Esta cimentado en una constitución maleada y manipulada desde su
creación. Una constitución subordinada a
un congreso extranjero. Este régimen
legal ha permitido las barbaries criollas contra los propios constituyentes,
que al final del día debían ser los únicos protegidos; ha consentido las
afrentas más denigrantes en contra de la población general; y ha solapado los
crímenes más espantosos de nuestra era contemporánea. Asesinatos, persecuciones, discrimen,
atropellos, maltratos, abusos. Todos
perpetrados en nombre de la justicia, la democracia y el orden
establecido. El estado de derecho ha
fracasado miserablemente. Basta con mencionar
los llamados grupos protegidos. Para
hacer valer sus derechos han tenido que librar duras y largas luchas para
lograr legislación a tales efectos. Ni
hablar de la persecución y linchamientos por razones políticas, las torturas en
centros de detención ilegales y en bases militares; la degradación y privación
a la mujer; el abandono a su suerte de los ancianos; la pobre protección y paupérrima
educación a la niñez del país; la casi nula seguridad en las calles con el
efecto lógico de la anarquía del narcotráfico; la demonización de ciertos
sectores de la sociedad, aun cuando aportan tanto como el resto de los
ciudadanos; la estigmatización de los pobres en los residenciales públicos; el
desempleo creciente en los sectores más preparados y educados, con su
justificable éxodo del talento hacia destinos inciertos; la corrupción y el
pillaje rampante que nos ha conducido a la quiebra financiera; todo esto
resguardado por un régimen legal fallido.
La
democracia en este país tiene nombre y apellido. Es para todo el que puede pagar por sus
protecciones. Los tribunales sostienen
el sistema con sus decisiones que favorecen al mejor postor y/o alguno de sus
protegidos predilectos. Todavía tenemos
a Lorenzo y a Rolandito esperando justicia.

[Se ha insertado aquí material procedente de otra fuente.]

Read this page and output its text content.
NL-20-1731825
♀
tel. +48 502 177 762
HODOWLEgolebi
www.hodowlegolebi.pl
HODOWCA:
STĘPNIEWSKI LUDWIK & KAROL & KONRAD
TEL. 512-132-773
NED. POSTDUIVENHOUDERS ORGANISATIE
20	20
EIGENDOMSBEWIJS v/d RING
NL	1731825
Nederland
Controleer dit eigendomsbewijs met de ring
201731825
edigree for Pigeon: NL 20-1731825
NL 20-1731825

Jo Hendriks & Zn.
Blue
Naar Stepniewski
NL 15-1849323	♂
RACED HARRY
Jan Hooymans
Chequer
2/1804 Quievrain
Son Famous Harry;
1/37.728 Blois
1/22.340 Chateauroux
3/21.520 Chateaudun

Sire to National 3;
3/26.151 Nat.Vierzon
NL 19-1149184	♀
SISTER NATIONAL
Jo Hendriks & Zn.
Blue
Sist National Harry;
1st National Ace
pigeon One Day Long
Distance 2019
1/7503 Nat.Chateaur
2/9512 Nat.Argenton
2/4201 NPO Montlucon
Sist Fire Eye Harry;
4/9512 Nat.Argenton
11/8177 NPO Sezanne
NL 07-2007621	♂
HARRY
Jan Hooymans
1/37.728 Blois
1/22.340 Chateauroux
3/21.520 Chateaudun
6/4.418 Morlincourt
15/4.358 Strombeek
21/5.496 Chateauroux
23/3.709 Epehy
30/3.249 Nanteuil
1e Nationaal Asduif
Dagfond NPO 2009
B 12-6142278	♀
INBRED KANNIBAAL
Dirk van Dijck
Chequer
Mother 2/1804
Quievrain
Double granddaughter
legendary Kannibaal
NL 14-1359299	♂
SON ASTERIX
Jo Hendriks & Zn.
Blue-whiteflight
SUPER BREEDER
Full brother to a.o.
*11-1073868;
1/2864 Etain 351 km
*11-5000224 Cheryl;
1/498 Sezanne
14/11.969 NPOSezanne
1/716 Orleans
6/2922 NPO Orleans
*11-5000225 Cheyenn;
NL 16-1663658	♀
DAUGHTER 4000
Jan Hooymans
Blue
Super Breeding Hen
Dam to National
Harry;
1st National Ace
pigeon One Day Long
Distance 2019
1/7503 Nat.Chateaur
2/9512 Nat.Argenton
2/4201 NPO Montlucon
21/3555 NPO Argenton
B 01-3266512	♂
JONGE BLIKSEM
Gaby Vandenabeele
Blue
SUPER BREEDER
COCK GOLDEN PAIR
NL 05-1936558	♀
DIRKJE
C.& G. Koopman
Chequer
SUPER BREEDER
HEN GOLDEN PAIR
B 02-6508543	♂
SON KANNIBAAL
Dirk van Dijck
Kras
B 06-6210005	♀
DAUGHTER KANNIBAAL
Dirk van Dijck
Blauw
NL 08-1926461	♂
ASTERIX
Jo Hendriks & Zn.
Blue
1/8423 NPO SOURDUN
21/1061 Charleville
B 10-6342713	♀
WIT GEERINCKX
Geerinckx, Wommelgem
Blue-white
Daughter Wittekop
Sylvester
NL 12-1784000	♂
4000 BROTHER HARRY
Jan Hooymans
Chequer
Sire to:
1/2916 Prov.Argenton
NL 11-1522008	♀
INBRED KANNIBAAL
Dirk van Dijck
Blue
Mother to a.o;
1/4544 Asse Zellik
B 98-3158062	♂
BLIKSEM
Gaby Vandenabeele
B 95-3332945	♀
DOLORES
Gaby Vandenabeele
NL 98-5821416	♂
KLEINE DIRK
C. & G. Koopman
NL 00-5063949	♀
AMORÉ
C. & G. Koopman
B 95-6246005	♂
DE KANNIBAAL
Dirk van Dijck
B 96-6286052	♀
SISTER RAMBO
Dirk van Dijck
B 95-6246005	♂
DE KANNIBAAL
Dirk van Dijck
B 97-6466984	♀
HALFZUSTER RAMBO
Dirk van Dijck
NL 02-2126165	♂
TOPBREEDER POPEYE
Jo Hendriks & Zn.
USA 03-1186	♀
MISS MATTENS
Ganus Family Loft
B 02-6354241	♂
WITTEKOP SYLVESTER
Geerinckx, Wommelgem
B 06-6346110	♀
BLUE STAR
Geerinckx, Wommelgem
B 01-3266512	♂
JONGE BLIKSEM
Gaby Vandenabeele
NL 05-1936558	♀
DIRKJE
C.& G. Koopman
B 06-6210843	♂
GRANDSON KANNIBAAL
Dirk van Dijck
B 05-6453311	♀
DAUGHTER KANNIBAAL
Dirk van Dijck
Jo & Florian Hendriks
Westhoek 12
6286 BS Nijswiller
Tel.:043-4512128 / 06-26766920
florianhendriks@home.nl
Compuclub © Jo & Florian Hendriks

El dogma principal de justicia garantiza la inocencia hasta que se
demuestre lo contrario. Este precepto ha
tenido el efecto adverso de convertir las victimas de crímenes, en principales
sospechosos, incluso en culpables. Solo
basta mirar los casos de conductores que atropellan transeúntes, parroquianos y
ciclistas, y se han dado a la fuga.
Todos han salido por la puerta ancha de la justicia mal aplicada, mal
interpretada o alterada por los famosos tecnicismos o atenuantes. Todo orquestado por un sequito de abogados del
diablo bien remunerados.
Mientras
tanto, los puertorriqueños se conforman con un día de decisión cada cuatro
años. Elegir alcaldes, representantes y
un gobernador de entre un ramillete de ineptos postulados por intereses
personales y partidistas. Se conforman
con elegir el menos malo de un manojo de incompetentes e insensatos. Escogen de un racimo de mediocres y obtusos
al menos charlatán. Terminamos así,
gobernados por una turba de mentes estériles y conocimientos limitados. Amén de la mala leche con la que se postulan.
Sumado a la apatía y enajenación de las realidades del pueblo que juran (en vano) proteger y defender.
Luego
pasan los gobernados, cuatro años entre quejas, críticas y resignación. Ensimismados en su mundo lleno de vicisitudes
que tuvieron la oportunidad de reivindicar con su voto perdido. Entretenidos en el baile, botella y baraja
que tan buena aceptación tiene entre los boricuas. Prestando toda la atención a los instrumentos
democráticos de embeleso y control de masas generalizados, como la prensa, la
radio, la televisión con sus respectivos espectáculos. Víctimas, como siempre, de la propaganda
mediática. Hasta que no tomemos conciencia
del valor que tiene el único voto que ejercemos con tanta fe (ciega y oscura), y la diferencia que
puede lograr bien administrado, seguiremos en este espejismo que llamamos
democracia. Y a propósito de
espectáculos hipnotizantes, termino estas líneas justo antes de las siete de la
noche. Es hora de ver, ¿Qué culpa tiene,
Fatmagül?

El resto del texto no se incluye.